The cerebello-parietal component of grey matter structural networks and the frontal component have been significantly associated with intelligence [18]. Intelligence and cognitive functions are often confused, and intelligence still defies accurate definition. In most relevant papers Trail Making Tests (TMT), and the Wechsler Adult Intelligence Scale (WAIS) consisting of vocabulary, arithmetic, block design, arbitrarily assess it and picture arrangement subtests.
Conclusion
In Holmes’ seminal paper he said:
[the cerebellum] receives and integrates proprioceptive impulses from all parts of the body, and by virtue of these it keeps the motor mechanisms in such a state of “tone” that they can react promptly and efficiently to voluntary impulses, and it thus assures the correct co-operation of the separate motor centres that are concerned in individual acts [3].

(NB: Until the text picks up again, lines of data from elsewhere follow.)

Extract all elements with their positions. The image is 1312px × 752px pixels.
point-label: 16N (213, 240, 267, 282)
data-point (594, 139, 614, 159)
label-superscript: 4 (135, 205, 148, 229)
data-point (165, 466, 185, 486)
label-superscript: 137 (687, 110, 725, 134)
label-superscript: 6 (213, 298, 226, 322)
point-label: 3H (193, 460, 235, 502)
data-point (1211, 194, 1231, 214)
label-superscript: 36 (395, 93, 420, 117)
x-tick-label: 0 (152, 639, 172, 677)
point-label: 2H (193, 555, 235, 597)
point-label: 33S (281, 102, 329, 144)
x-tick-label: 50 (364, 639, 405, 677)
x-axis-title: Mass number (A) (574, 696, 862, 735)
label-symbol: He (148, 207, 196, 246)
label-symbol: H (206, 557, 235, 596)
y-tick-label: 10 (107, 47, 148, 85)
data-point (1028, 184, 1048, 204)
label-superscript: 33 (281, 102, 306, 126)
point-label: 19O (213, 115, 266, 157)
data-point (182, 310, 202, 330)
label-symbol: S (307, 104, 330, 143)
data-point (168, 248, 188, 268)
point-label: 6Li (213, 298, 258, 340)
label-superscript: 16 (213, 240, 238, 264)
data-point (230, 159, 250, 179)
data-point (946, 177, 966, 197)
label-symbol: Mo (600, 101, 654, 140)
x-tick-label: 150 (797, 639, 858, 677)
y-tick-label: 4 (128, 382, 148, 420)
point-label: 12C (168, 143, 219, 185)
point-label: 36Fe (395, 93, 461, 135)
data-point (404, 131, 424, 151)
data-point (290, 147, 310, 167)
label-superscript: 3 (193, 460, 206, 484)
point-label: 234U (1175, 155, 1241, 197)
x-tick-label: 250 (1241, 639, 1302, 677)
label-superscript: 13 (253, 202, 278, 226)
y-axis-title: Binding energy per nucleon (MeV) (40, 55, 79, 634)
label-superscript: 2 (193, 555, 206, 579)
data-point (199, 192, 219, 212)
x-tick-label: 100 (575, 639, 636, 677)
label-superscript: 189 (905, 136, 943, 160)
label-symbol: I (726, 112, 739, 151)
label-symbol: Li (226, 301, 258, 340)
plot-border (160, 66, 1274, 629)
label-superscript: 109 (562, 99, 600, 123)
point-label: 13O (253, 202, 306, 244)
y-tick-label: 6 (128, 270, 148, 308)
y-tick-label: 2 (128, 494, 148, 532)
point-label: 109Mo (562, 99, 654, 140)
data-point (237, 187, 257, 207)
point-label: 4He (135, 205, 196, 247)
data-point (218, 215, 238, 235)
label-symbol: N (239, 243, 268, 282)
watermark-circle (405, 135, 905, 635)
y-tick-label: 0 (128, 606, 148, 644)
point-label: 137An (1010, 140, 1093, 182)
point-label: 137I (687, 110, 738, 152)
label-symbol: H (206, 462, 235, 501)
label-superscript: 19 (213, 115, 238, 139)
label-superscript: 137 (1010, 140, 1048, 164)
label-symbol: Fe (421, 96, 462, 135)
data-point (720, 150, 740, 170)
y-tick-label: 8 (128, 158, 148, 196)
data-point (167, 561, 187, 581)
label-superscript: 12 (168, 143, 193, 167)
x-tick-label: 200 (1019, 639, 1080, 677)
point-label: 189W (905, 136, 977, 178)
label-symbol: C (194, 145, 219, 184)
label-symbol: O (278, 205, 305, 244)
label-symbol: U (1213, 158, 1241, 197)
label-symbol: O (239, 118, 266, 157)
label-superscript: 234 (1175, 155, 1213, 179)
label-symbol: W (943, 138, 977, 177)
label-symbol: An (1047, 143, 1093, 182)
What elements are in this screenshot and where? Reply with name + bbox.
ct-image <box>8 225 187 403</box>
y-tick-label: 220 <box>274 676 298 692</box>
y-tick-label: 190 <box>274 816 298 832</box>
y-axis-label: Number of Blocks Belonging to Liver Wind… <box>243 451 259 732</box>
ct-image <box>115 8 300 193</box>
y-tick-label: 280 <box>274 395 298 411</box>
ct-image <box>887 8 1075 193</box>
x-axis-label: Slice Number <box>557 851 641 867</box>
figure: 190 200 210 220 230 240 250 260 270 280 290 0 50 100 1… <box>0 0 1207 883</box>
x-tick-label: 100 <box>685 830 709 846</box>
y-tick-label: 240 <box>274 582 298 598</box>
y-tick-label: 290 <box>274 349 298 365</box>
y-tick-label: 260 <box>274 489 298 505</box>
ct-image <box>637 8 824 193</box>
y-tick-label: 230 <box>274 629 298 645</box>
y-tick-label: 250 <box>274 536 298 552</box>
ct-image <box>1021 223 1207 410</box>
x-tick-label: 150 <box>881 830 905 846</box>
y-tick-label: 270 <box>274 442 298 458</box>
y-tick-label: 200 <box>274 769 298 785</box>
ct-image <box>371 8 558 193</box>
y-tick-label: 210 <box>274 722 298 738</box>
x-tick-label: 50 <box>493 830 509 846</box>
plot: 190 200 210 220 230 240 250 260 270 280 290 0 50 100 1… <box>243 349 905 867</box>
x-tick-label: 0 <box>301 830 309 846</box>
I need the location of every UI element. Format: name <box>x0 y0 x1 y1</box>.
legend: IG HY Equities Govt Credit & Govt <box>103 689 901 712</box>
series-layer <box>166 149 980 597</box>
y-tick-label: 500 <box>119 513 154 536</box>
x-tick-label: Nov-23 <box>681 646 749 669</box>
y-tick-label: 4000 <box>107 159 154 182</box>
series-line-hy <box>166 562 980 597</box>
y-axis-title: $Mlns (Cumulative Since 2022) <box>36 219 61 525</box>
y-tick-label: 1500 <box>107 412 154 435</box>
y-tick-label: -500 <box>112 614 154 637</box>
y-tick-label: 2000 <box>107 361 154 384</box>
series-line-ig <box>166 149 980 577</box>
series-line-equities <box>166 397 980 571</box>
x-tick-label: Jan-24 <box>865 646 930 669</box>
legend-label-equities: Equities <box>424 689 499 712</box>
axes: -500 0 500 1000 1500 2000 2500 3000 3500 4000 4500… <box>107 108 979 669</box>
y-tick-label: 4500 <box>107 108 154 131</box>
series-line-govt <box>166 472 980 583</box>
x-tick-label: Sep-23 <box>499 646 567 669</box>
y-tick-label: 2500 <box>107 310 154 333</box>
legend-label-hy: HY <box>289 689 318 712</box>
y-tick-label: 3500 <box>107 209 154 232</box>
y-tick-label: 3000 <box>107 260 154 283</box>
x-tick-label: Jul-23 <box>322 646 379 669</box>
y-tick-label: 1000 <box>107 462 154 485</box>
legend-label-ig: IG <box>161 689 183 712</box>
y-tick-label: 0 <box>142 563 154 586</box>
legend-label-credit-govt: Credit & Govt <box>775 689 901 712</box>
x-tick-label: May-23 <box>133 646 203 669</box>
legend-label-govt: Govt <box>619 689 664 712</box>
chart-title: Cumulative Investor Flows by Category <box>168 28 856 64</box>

Although uncertainties remain, a similar concept is now applied to various types of cognition, language, affect, and behaviour— based on dysfunction of the massive network of cerebello–cerebral association areas. However, clinicopathological reports of cerebellar lesions (focal or diffuse) accurately correlated with resulting cognitive disorders are few. Precisely how the cerebellum works in synergy with basal ganglia and cerebral cortex in affecting thought, behaviour and emotions has yet to be clarified.